Nachdem das Füchslein dem Alten zum dritten Mal zum Leben erweckt hatte, bekam der König es mit der Angst zu tun. Er entschied, dass der bucklige Alte ein Zauberer sein musste, der übernatürliche Kräfte besaß. So willigte er ein, dass das Füchslein seine Tochter bekomme. Das Füchslein trat in das Gemach des Mädchens, streifte sein Fell ab, hängte es an einen Haken und trat als Jüngling von solcher Schönheit vor die Königstochter, dass das Mädchen ihn sogleich lieb gewann. Nur gefiel es ihr nicht, dass er ein Füchslein war. Eines Tages, als ihr Gemahl eingeschlafen war, nahm sie sein Fell vom Haken, warf es in den Kamin und verbrannte es. Das Füchslein erwachte und fragte nach seinem Fell. Seine Frau antwortete: „Es gefällt mir nicht, dass mein Gemahl ein Füchslein ist. Das Fell passt nicht zu Eurem schönen Antlitz, darum habe ich es ins Feuer geworfen.“ Da wurde das Füchslein böse, ging zur Tür und sagte: „Von nun an bist du für mich niemand mehr, und auch ich bin für dich niemand.

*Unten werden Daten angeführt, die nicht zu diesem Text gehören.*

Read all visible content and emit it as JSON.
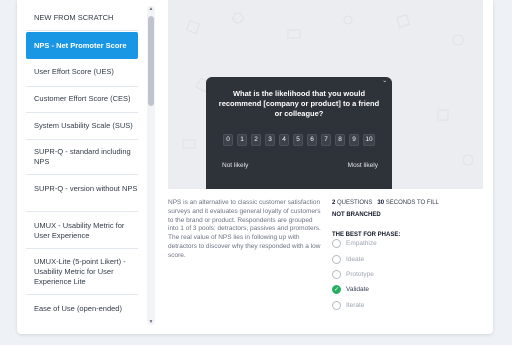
{
  "templates": [
    {
      "label": "NEW FROM SCRATCH",
      "active": false
    },
    {
      "label": "NPS - Net Promoter Score",
      "active": true
    },
    {
      "label": "User Effort Score (UES)",
      "active": false
    },
    {
      "label": "Customer Effort Score (CES)",
      "active": false
    },
    {
      "label": "System Usability Scale (SUS)",
      "active": false
    },
    {
      "label": "SUPR-Q - standard including NPS",
      "active": false
    },
    {
      "label": "SUPR-Q - version without NPS",
      "active": false
    },
    {
      "label": "UMUX - Usability Metric for User Experience",
      "active": false
    },
    {
      "label": "UMUX-Lite (5-point Likert) - Usability Metric for User Experience Lite",
      "active": false
    },
    {
      "label": "Ease of Use (open-ended)",
      "active": false
    }
  ],
  "preview": {
    "question": "What is the likelihood that you would recommend [company or product] to a friend or colleague?",
    "scale": [
      "0",
      "1",
      "2",
      "3",
      "4",
      "5",
      "6",
      "7",
      "8",
      "9",
      "10"
    ],
    "label_low": "Not likely",
    "label_high": "Most likely",
    "close_glyph": "ˇ"
  },
  "description": "NPS is an alternative to classic customer satisfaction surveys and it evaluates general loyalty of customers to the brand or product. Respondents are grouped into 1 of 3 pools: detractors, passives and promoters. The real value of NPS lies in following up with detractors to discover why they responded with a low score.",
  "meta": {
    "questions_count": "2",
    "questions_label": "QUESTIONS",
    "seconds_count": "30",
    "seconds_label": "SECONDS TO FILL",
    "branching": "NOT BRANCHED",
    "phase_title": "THE BEST FOR PHASE:",
    "phases": [
      {
        "label": "Empathize",
        "checked": false
      },
      {
        "label": "Ideate",
        "checked": false
      },
      {
        "label": "Prototype",
        "checked": false
      },
      {
        "label": "Validate",
        "checked": true
      },
      {
        "label": "Iterate",
        "checked": false
      }
    ]
  },
  "colors": {
    "accent": "#1a97e4",
    "widget_bg": "#2e3239",
    "check": "#27ae60"
  }
}
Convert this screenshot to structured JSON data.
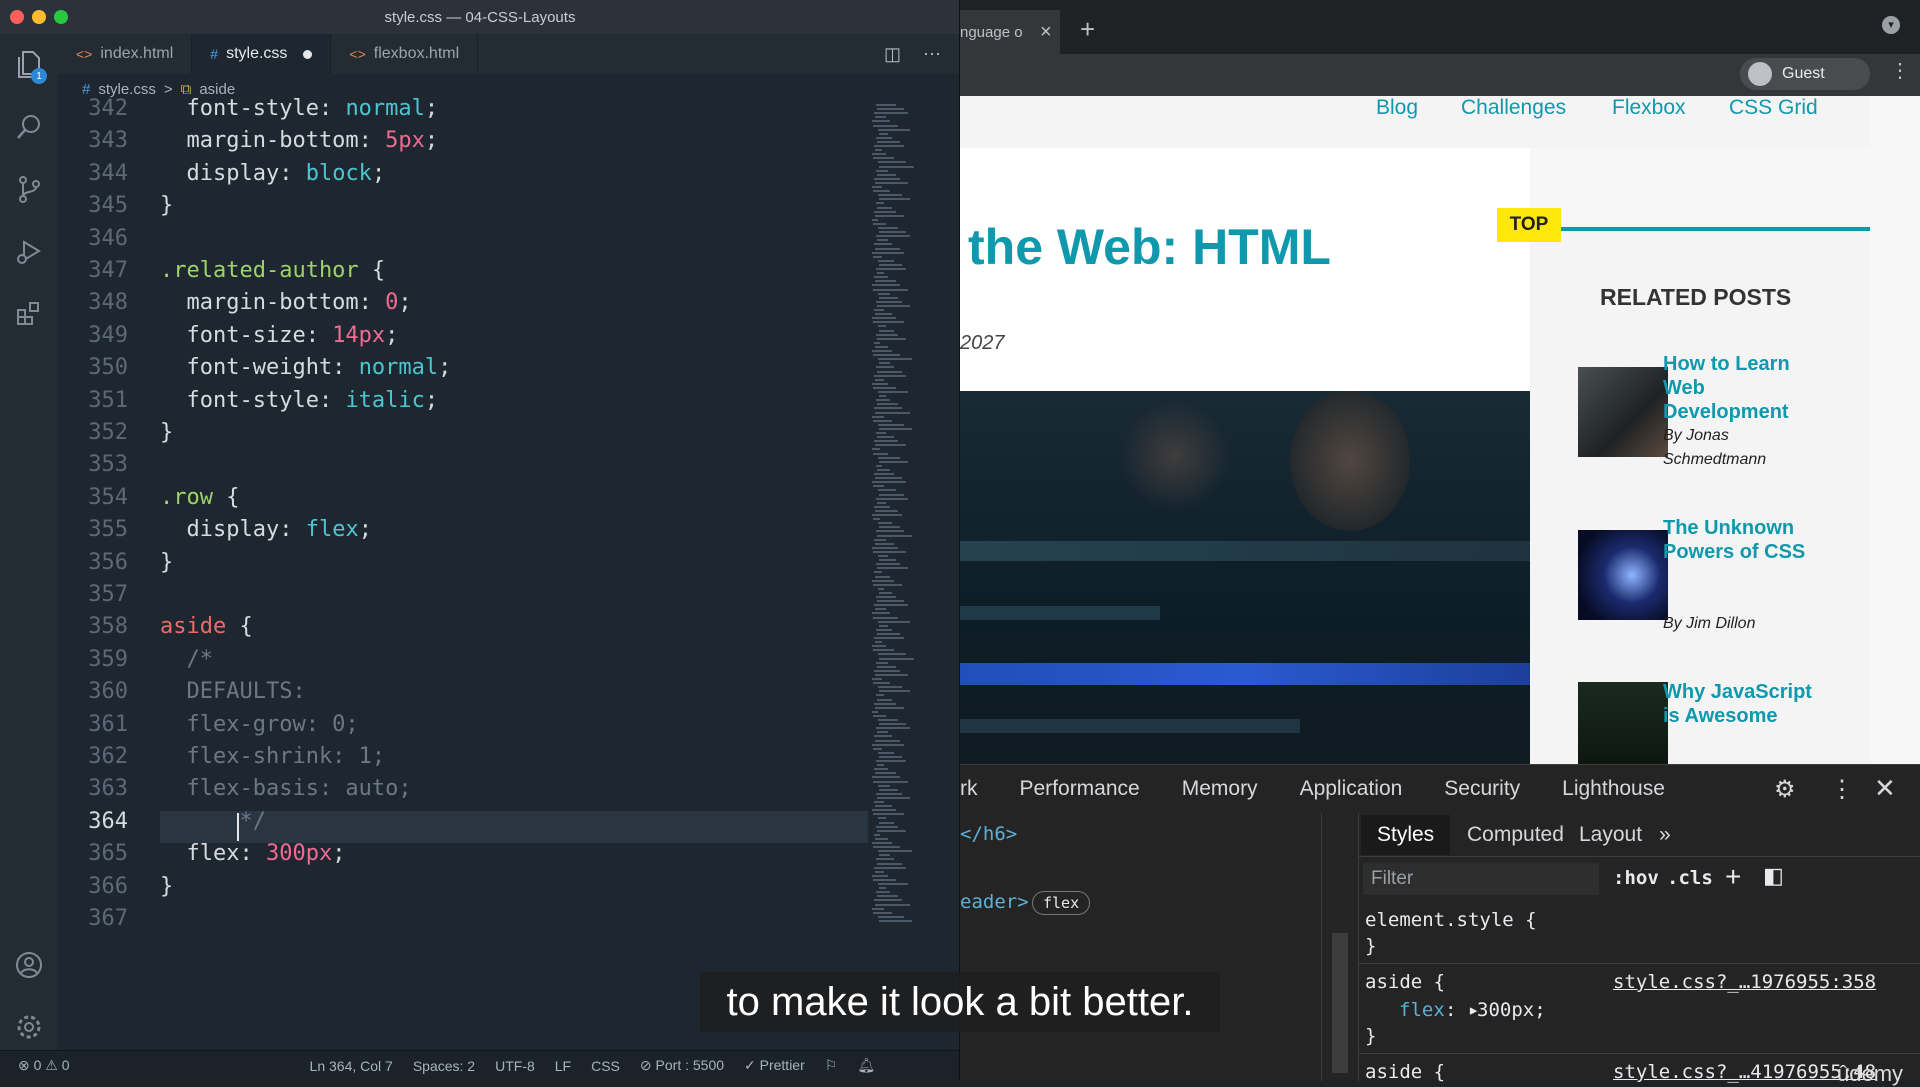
{
  "vscode": {
    "title": "style.css — 04-CSS-Layouts",
    "tabs": [
      {
        "icon": "<>",
        "label": "index.html"
      },
      {
        "icon": "#",
        "label": "style.css"
      },
      {
        "icon": "<>",
        "label": "flexbox.html"
      }
    ],
    "breadcrumb": {
      "file": "style.css",
      "sep": ">",
      "symbol": "aside"
    },
    "activity_badge": "1",
    "lines": [
      {
        "n": "342",
        "code": [
          [
            "prop",
            "  font-style: "
          ],
          [
            "kw",
            "normal"
          ],
          [
            "prop",
            ";"
          ]
        ]
      },
      {
        "n": "343",
        "code": [
          [
            "prop",
            "  margin-bottom: "
          ],
          [
            "num",
            "5px"
          ],
          [
            "prop",
            ";"
          ]
        ]
      },
      {
        "n": "344",
        "code": [
          [
            "prop",
            "  display: "
          ],
          [
            "kw",
            "block"
          ],
          [
            "prop",
            ";"
          ]
        ]
      },
      {
        "n": "345",
        "code": [
          [
            "prop",
            "}"
          ]
        ]
      },
      {
        "n": "346",
        "code": []
      },
      {
        "n": "347",
        "code": [
          [
            "sel",
            ".related-author"
          ],
          [
            "prop",
            " {"
          ]
        ]
      },
      {
        "n": "348",
        "code": [
          [
            "prop",
            "  margin-bottom: "
          ],
          [
            "num",
            "0"
          ],
          [
            "prop",
            ";"
          ]
        ]
      },
      {
        "n": "349",
        "code": [
          [
            "prop",
            "  font-size: "
          ],
          [
            "num",
            "14px"
          ],
          [
            "prop",
            ";"
          ]
        ]
      },
      {
        "n": "350",
        "code": [
          [
            "prop",
            "  font-weight: "
          ],
          [
            "kw",
            "normal"
          ],
          [
            "prop",
            ";"
          ]
        ]
      },
      {
        "n": "351",
        "code": [
          [
            "prop",
            "  font-style: "
          ],
          [
            "kw",
            "italic"
          ],
          [
            "prop",
            ";"
          ]
        ]
      },
      {
        "n": "352",
        "code": [
          [
            "prop",
            "}"
          ]
        ]
      },
      {
        "n": "353",
        "code": []
      },
      {
        "n": "354",
        "code": [
          [
            "sel",
            ".row"
          ],
          [
            "prop",
            " {"
          ]
        ]
      },
      {
        "n": "355",
        "code": [
          [
            "prop",
            "  display: "
          ],
          [
            "kw",
            "flex"
          ],
          [
            "prop",
            ";"
          ]
        ]
      },
      {
        "n": "356",
        "code": [
          [
            "prop",
            "}"
          ]
        ]
      },
      {
        "n": "357",
        "code": []
      },
      {
        "n": "358",
        "code": [
          [
            "tag",
            "aside"
          ],
          [
            "prop",
            " {"
          ]
        ]
      },
      {
        "n": "359",
        "code": [
          [
            "com",
            "  /*"
          ]
        ]
      },
      {
        "n": "360",
        "code": [
          [
            "com",
            "  DEFAULTS:"
          ]
        ]
      },
      {
        "n": "361",
        "code": [
          [
            "com",
            "  flex-grow: 0;"
          ]
        ]
      },
      {
        "n": "362",
        "code": [
          [
            "com",
            "  flex-shrink: 1;"
          ]
        ]
      },
      {
        "n": "363",
        "code": [
          [
            "com",
            "  flex-basis: auto;"
          ]
        ]
      },
      {
        "n": "364",
        "code": [
          [
            "com",
            "      */"
          ]
        ]
      },
      {
        "n": "365",
        "code": [
          [
            "prop",
            "  flex: "
          ],
          [
            "num",
            "300px"
          ],
          [
            "prop",
            ";"
          ]
        ]
      },
      {
        "n": "366",
        "code": [
          [
            "prop",
            "}"
          ]
        ]
      },
      {
        "n": "367",
        "code": []
      }
    ],
    "status": {
      "errors": "⊗ 0 ⚠ 0",
      "position": "Ln 364, Col 7",
      "spaces": "Spaces: 2",
      "encoding": "UTF-8",
      "eol": "LF",
      "lang": "CSS",
      "port": "⊘ Port : 5500",
      "prettier": "✓ Prettier"
    }
  },
  "browser": {
    "tab_label": "nguage o",
    "profile": "Guest",
    "nav": [
      "Blog",
      "Challenges",
      "Flexbox",
      "CSS Grid"
    ],
    "post_title": "the Web: HTML",
    "date": "2027",
    "top_badge": "TOP",
    "related_heading": "RELATED POSTS",
    "related": [
      {
        "title": "How to Learn Web Development",
        "author": "By Jonas Schmedtmann"
      },
      {
        "title": "The Unknown Powers of CSS",
        "author": "By Jim Dillon"
      },
      {
        "title": "Why JavaScript is Awesome",
        "author": ""
      }
    ]
  },
  "devtools": {
    "tabs": [
      "rk",
      "Performance",
      "Memory",
      "Application",
      "Security",
      "Lighthouse"
    ],
    "elements": [
      "</h6>",
      "eader>"
    ],
    "flex_badge": "flex",
    "subtabs": [
      "Styles",
      "Computed",
      "Layout",
      "»"
    ],
    "filter_placeholder": "Filter",
    "hov": ":hov",
    "cls": ".cls",
    "rules": [
      {
        "selector": "element.style {",
        "prop": "",
        "value": "",
        "close": "}",
        "source": ""
      },
      {
        "selector": "aside {",
        "prop": "flex",
        "value": "300px;",
        "close": "}",
        "source": "style.css?_…1976955:358"
      },
      {
        "selector": "aside {",
        "prop": "",
        "value": "",
        "close": "",
        "source": "style.css?_…41976955:48"
      }
    ]
  },
  "subtitle": "to make it look a bit better.",
  "watermark": "ûdemy"
}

Denke, ich sei nicht auf der Welt, und auch ich werde denken, dass es dich nicht gibt!“ – „Wo kann ich Euch finden, wenn ich mich auf die Suche nach Euch begebe?“ rief seine Frau ihm nach. „Quäle dich nicht und suche nicht nach mir“, antwortete das Füchslein. „Wenn du mich aber jemals wieder sehen willst, dann lege zuvor eiserne Stiefel an, nimm einen eisernen Wanderstab. Dann mach dich auf den Weg! Finden wirst du mich erst, wenn dein Wanderstab dünn wie eine Nadel geworden ist und die eisernen Stiefel nicht mehr klirren, sondern wie feines Papier knistern.“ Sprach’s und war verschwunden.
Seine Frau sagte sich von allen königlichen Ehrungen und dem prunkvollen Leben im Palast los. Sie zog eiserne Stiefel an, nahm einen eisernen Wanderstab, setzte eine Derwischkappe auf und suchte nach dem Füchslein. Lange suchte sie, lange wanderte sie, bis sie die ganze Welt durchstreift hatte. Jahre vergingen, viel Wasser floss davon. Mittlerweile hatten ihre eisernen Stiefel aufgehört zu klopfen und zu klirren, sie knisterten wie feines Papier, und ihr Wanderstab war dünner als eine Nadel geworden. Eines Tages wanderte die Königstochter durch ein Gebirge, da sah sie das Füchslein mit seinen Freunden auf der Jagd. Als es seine Frau erblickte, erkannte es sie, schloss sie in seine Arme und nahm sie in seine Stadt mit. So waren die liebenden Herzen nach langer Trennung wieder vereint. Beide lebten glücklich und waren unendlich froh, dass ihre Wünsche in Erfüllung gegangen waren.